One of my favorite development tools for Python is the pudb debugger. To show that we can install a package, let’s try importing it first (and failing):

(my_env)ed@family-imac:~/projects/demo$ python
Python 3.6.4 (v3.6.4:d48ecebad5, Dec 18 2017, 21:07:28)
[GCC 4.2.1 (Apple Inc. build 5666) (dot 3)] on darwin
Type "help", "copyright", "credits" or "license" for more information.
>>> import pudb
Traceback (most recent call last):
File "", line 1, in
ModuleNotFoundError: No module named 'pudb'
>>> ^D
(my_env)ed@family-imac:~/projects/demo$

Now let’s install it using pip:

(my_env)ed@family-imac:~/projects/demo$ pip install pudb
Collecting pudb
Collecting urwid>=1.1.1 (from pudb)
Collecting pygments>=1.0 (from pudb)
Using cached https://files.pythonhosted.org/packages/13/e5/6d710c9cf96c31ac82657bcfb441df328b22df8564d58d0c4cd62612674c/Pygments-2.3.1-py2.py3-none-any.whl
Installing collected packages: urwid, pygments, pudb
Successfully installed pudb-2018.1 pygments-2.3.1 urwid-2.0.1
(my_env)ed@family-imac:~/projects/demo$

Let’s look at the site-packages directory after installing pudb:

(my_env)ed@family-imac:~/projects/demo$ ll my_env/lib/python3.6/site-packages/
total 8
drwxr-xr-x 10 ed staff 320B Jan 24 18:38 Pygments-2.3.1.dist-info
drwxr-xr-x 3 ed staff 96B Jan 24 18:14 pycache
-rw-r--r-- 1 ed staff 126B Jan 24 18:14 easy_install.py
drwxr-xr-x 7 ed staff 224B Jan 24 18:35 pip
drwxr-xr-x 9 ed staff 288B Jan 24 18:35 pip-19.0.1.dist-info
drwxr-xr-x 6 ed staff 192B Jan 24 18:14 pkg_resources
drwxr-xr-x 18 ed staff 576B Jan 24 18:38 pudb
drwxr-xr-x 9 ed staff 288B Jan 24 18:38 pudb-2018.1.dist-info
drwxr-xr-x 22 ed staff 704B Jan 24 18:38 pygments
drwxr-xr-x 34 ed staff 1.1K Jan 24 18:14 setuptools
drwxr-xr-x 12 ed staff 384B Jan 24 18:14 setuptools-28.8.0.dist-info
drwxr-xr-x 33 ed staff 1.0K Jan 24 18:38 urwid
drwxr-xr-x 7 ed staff 224B Jan 24 18:38 urwid-2.0.1.dist-info
(my_env)ed@family-imac:~/projects/demo$ python

Note that there are now entries for both pudb and its dependency, pygments.

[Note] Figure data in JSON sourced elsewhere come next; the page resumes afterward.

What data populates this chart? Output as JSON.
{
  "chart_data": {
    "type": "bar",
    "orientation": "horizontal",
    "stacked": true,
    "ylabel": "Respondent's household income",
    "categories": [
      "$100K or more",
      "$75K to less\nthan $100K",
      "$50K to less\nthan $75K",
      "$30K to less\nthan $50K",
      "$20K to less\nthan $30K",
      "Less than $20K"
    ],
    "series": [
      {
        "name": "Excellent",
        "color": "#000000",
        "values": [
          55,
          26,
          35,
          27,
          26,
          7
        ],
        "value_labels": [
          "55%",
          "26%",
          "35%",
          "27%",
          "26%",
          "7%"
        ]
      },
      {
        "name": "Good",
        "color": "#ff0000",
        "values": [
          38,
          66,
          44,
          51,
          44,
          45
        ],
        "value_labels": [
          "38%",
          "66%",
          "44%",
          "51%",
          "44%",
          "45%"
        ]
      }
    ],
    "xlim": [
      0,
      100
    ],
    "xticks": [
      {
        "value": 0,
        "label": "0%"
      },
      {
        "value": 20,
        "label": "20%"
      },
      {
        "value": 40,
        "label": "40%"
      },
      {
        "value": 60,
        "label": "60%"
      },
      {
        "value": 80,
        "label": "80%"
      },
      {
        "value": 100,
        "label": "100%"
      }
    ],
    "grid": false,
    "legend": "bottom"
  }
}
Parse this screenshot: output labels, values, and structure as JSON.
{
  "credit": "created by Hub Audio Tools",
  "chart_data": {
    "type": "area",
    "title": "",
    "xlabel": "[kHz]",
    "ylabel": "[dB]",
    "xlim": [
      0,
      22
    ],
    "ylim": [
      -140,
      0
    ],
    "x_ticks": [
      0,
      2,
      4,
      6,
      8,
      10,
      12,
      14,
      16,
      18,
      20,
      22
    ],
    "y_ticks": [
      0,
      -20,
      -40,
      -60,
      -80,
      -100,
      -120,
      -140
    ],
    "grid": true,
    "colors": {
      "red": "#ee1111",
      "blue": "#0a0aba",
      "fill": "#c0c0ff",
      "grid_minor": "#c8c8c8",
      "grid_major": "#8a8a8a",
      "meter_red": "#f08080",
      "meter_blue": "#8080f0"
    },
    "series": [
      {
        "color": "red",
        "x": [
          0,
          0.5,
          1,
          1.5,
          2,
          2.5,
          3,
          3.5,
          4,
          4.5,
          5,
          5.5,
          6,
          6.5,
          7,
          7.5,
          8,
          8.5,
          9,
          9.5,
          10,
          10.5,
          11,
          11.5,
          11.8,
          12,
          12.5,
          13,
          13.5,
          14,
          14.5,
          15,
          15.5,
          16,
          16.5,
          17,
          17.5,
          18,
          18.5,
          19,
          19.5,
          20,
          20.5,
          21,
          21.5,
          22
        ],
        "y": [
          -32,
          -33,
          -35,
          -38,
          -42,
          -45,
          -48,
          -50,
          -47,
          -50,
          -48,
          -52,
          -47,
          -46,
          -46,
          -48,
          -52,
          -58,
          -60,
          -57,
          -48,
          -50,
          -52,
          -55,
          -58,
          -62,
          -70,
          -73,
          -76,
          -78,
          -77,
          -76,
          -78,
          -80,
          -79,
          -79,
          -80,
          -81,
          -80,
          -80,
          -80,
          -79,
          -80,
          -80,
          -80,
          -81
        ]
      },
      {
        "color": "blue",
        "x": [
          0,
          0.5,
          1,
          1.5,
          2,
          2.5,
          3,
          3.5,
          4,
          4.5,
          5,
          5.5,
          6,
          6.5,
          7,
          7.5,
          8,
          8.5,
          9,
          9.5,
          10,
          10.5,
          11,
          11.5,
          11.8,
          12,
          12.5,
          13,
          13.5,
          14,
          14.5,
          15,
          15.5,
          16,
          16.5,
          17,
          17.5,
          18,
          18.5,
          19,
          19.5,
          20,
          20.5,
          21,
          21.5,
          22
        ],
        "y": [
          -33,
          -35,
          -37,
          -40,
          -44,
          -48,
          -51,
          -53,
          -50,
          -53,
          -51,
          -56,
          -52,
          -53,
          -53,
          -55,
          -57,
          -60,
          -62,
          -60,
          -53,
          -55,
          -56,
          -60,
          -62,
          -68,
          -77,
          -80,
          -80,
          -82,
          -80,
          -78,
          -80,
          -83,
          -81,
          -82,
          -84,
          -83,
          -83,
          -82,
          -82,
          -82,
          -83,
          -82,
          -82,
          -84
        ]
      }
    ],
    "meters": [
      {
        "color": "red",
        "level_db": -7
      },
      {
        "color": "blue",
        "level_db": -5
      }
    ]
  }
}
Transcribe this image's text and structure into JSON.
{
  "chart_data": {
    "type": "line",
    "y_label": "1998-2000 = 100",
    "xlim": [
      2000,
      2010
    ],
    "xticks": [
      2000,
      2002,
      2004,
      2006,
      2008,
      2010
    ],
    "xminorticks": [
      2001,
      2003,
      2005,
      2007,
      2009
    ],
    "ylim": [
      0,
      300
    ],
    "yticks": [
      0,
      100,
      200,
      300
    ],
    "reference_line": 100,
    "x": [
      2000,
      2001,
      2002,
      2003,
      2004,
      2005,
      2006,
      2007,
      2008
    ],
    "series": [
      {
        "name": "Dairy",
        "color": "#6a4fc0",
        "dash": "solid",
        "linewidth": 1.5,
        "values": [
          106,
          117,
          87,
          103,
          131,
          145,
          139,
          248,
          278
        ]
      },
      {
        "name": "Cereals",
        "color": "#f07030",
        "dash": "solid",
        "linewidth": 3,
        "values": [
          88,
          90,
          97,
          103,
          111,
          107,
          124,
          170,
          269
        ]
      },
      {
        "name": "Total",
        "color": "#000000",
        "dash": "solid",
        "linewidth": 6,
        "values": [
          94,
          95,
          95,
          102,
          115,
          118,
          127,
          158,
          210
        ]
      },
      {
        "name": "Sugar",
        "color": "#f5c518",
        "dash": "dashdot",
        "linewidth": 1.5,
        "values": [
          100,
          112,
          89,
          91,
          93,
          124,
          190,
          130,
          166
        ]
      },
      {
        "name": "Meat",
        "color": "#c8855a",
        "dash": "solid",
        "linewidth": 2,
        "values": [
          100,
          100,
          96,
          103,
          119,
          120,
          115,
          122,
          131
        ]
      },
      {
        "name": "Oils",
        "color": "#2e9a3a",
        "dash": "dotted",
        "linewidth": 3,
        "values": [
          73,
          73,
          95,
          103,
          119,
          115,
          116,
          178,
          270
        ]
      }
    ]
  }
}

And to verify that it has been successfully installed:

(my_env)ed@family-imac:~/projects/demo$ python
Python 3.6.4 (v3.6.4:d48ecebad5, Dec 18 2017, 21:07:28)
[GCC 4.2.1 (Apple Inc. build 5666) (dot 3)] on darwin
Type "help", "copyright", "credits" or "license" for more information.
>>> import pudb
>>> pudb.version
'2018.1'
>>> ^D
(my_env)ed@family-imac:~/projects/demo$

There’s a ton more to using virtual environments, but that should give you a start.